Closer to present, in 5500 BCE, we'd probably be seeing an interaction of
Anatolian Semitish and Balkan Caucasic dialects. The waterway "burst" around
then, yes, and flooded into the Black Sea causing its voluptuous present
shape, especially affecting the line of the _east_ coast I believe. The
IndoEtruscan, Pre-Kartvelian, NWC and NEC speakers would know of this event,
along with the Semitish and Caucasic speakers near the mouth of the
waterway.

>My counters to your Speculation by point number above:
>7. Etruscan can stem from intrusive IE (possibly conceding down to >PIE)
>altered by up to 2,500 years of local Aegean influence before >the move to
>Italy, and 2 to 4 centuries of Italian influence after >the move.

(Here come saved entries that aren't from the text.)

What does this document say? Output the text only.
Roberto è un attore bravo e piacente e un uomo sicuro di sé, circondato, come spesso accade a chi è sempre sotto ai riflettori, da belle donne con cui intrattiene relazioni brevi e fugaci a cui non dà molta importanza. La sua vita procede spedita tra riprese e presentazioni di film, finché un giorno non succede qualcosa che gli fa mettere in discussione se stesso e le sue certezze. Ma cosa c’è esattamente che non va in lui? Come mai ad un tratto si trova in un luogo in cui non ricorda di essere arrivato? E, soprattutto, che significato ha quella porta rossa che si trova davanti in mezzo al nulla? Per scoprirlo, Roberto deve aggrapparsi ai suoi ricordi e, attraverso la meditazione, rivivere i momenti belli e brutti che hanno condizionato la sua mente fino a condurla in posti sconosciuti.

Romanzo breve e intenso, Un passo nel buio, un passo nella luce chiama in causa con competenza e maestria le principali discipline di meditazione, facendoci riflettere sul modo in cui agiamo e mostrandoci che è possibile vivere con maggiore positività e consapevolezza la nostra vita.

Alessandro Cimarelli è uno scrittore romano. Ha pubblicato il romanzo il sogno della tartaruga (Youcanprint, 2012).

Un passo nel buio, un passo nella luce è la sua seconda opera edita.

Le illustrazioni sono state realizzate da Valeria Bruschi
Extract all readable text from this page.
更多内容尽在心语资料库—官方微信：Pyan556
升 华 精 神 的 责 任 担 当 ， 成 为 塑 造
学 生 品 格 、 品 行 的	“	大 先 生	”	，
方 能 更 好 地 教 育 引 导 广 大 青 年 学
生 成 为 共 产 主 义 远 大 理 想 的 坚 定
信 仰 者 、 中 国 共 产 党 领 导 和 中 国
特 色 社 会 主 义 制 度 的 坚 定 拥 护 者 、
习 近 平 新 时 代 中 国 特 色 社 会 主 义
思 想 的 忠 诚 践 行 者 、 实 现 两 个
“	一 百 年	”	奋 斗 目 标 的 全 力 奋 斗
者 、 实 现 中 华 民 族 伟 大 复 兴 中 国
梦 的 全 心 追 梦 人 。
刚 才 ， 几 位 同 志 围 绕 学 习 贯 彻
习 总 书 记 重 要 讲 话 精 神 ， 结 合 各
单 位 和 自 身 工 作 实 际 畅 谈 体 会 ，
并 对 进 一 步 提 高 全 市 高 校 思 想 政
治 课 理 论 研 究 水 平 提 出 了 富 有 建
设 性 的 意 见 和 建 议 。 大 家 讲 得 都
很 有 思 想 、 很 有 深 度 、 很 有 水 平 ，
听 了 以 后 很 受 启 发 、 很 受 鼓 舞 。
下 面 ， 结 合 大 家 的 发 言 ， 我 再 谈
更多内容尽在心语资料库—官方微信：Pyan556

I severely doubt. Any particular evidence for this masala you speak of?
Certainly there are obvious Latin loans like /nefs'/ "nephew" (Latin
/nepos/) but this is to be expected regardless of Etruscan's origins. There
are also Hellenic loans because of sea trading no doubt. The extensive
points I made above that demonstrate the non-IE (but related) character of
Etruscan are still outweighing your hypothesis.

>9. Etruscan and Lemnian are sister variants from the same
> >Anatolian-Aegean origin,

Yes, Tyrrhenian. Numbers 10-12, 14 don't sound contradictory to me. Number
17 is irrelevant due to the confusion of "Baltic" and "Balkan" (Could I have
mistyped the word?)

Rex:
>It may have branched off of "IE Central" well before the arm that
>would move to the Indus.

Sounds good but my knowledge of the archaeology is not developed.